Ne var bu kasette? Kasette, orduyu, yargıyı, emniyeti ve üniversiteleri FETÖ'ye teslim etmek var! Kumpas var. Terör örgütüyle masaya oturmak var. Şehirlerin çevresine hendekler kazılmasına göz yummak var. PKK'nın şehirlerde mahkeme kurmasına seyirci kalmak var. Terör operasyonu yapılmasını yasaklamak var. Güroymak'ı Norşin yapmak var. Her türlü milliyetçiliği ayaklar altına almak var. Türklük bilincini silmeye çalışmak var. Sermayeyi, betona yüklemek var. Ayakkabı kutularında yeşilleri saklamak var. Yatak odalarındaki para sayma makineleri var. Paraları sıfırlamak var! Sermayeyi, betona yüklemek var. Ekonomiyi batırmak var. Türkiye'nin bütün ekonomik değerlerini satmak, tarımı ve hayvancılığı çökertmek var. Ülkeyi açlık tehlikesiyle karşı karşıya getirmek var.

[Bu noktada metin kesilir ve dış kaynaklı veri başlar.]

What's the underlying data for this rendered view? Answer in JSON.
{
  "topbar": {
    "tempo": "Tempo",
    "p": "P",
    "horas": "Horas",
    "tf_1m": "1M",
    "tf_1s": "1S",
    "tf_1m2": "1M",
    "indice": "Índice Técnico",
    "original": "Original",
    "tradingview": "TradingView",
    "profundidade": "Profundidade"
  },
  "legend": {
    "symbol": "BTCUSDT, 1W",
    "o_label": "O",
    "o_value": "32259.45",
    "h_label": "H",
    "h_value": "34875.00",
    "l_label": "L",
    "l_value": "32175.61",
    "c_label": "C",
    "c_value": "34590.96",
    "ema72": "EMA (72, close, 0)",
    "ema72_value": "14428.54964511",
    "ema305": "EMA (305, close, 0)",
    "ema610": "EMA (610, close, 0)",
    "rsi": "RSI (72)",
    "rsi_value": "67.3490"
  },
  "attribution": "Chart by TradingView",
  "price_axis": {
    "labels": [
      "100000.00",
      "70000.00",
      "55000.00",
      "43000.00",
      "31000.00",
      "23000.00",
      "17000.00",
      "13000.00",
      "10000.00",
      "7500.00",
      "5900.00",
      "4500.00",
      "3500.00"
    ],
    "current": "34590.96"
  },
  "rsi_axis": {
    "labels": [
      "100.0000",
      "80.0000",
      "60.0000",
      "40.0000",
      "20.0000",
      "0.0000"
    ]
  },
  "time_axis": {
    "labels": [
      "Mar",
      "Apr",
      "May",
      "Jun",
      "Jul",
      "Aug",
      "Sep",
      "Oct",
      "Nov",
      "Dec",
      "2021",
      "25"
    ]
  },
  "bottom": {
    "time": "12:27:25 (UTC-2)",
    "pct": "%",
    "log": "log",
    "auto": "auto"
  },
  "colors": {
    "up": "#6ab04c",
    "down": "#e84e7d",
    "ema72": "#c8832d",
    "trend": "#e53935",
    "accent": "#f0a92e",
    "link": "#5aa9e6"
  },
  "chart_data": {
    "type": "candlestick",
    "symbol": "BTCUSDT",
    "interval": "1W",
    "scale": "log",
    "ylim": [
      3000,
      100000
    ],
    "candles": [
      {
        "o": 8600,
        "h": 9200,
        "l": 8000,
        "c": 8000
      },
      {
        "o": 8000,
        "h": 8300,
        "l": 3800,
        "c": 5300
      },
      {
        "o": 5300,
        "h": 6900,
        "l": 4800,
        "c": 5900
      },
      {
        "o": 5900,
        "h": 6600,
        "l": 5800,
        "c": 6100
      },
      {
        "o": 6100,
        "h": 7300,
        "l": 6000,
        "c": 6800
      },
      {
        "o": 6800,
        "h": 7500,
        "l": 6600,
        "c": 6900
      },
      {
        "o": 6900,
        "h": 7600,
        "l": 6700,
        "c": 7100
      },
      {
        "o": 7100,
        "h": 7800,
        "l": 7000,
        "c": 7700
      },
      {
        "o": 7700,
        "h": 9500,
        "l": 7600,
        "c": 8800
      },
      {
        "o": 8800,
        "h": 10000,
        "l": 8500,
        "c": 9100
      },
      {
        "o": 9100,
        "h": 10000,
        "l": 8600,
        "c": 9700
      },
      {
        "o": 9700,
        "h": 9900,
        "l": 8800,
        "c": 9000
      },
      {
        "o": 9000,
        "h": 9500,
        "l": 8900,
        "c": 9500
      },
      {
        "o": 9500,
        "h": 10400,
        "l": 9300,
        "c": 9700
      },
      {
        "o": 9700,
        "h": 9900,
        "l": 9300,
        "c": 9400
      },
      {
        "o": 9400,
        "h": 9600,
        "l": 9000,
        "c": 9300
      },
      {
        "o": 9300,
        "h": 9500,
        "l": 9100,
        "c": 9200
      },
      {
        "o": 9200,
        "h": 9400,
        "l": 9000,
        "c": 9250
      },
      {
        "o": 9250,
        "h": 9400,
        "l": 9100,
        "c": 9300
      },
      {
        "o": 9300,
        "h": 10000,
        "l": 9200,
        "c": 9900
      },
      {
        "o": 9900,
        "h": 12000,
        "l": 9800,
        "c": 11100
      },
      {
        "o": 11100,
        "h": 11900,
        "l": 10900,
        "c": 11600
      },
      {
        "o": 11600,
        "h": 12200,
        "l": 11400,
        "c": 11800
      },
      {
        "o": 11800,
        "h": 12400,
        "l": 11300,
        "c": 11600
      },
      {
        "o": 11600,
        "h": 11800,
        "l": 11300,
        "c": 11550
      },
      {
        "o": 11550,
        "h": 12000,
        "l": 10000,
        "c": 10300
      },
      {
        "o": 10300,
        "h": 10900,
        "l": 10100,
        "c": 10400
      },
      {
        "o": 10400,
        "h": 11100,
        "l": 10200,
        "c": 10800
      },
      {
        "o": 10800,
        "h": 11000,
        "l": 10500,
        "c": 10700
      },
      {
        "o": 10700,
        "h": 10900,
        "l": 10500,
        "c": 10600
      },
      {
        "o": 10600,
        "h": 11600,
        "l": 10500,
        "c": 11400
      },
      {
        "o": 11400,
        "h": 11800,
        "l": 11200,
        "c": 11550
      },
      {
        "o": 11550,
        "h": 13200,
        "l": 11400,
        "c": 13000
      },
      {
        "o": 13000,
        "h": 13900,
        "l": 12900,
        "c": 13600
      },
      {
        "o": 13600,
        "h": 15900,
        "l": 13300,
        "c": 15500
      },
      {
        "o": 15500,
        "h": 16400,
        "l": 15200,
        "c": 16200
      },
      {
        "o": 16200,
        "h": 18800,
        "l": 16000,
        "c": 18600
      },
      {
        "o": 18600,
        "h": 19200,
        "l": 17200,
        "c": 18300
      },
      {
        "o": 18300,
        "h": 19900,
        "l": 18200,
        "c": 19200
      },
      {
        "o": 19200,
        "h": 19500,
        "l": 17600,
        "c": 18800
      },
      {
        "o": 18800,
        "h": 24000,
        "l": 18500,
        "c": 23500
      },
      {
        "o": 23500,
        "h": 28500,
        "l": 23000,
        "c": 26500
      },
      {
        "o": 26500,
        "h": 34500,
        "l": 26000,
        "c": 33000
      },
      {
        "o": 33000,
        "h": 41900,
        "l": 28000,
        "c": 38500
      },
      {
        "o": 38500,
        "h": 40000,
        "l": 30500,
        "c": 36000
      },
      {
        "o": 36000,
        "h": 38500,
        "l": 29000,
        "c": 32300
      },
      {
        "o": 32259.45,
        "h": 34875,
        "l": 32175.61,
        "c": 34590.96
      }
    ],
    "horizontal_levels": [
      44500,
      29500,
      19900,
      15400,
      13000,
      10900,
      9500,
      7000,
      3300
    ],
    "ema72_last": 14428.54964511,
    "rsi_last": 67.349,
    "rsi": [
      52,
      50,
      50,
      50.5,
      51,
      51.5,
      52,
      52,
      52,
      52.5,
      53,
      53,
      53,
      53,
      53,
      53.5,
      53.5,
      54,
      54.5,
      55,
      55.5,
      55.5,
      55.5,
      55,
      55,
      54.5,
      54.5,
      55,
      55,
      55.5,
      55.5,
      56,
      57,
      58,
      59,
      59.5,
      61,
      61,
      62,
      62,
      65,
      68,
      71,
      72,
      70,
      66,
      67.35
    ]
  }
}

Soylu, "Eğer biz 31 Mart'ta bu ittifaka karşı zayıflarsak altını çizerek söylüyorum, 1 Nisan'da 6 yaşındaki çocukların eline taşı verirler kaymakamlarla valileri sokağa çıkarmazlar, itibarlarını altüst ederler." dedi ama bütün bunlar çözüm sürecinde yaşanmadı mı? İktidarda kim vardı o zaman?

***

Adalet Bakanı Abdülhamit Gül ise Gaziantep'te hâkim Songül Akkuş'un kişisel resim sergisini gezerken, "Millet nasılsa hâkimlerimiz de öyle. Milletin içinde, millet adına karar veren hâkimlerimiz de duygu sahibi." dedi.

Eynesil'de 11 yaşındaki çocuğu arabayla ezilen babayı, olayı araştırıyor diye gözaltına alarak akıl hastanesine göndermek, yine Tarsus'ta 11 yaşındaki Kur'ân kursu öğrencisi kız çocuğuna iki defa tecavüzle suçlanan imamı serbest bırakmak hangi duygunun eseri?

Halk, işte bu durumu sorguluyor ve AKP'ye ders vermek gerektiği üzerinde birleşiyor.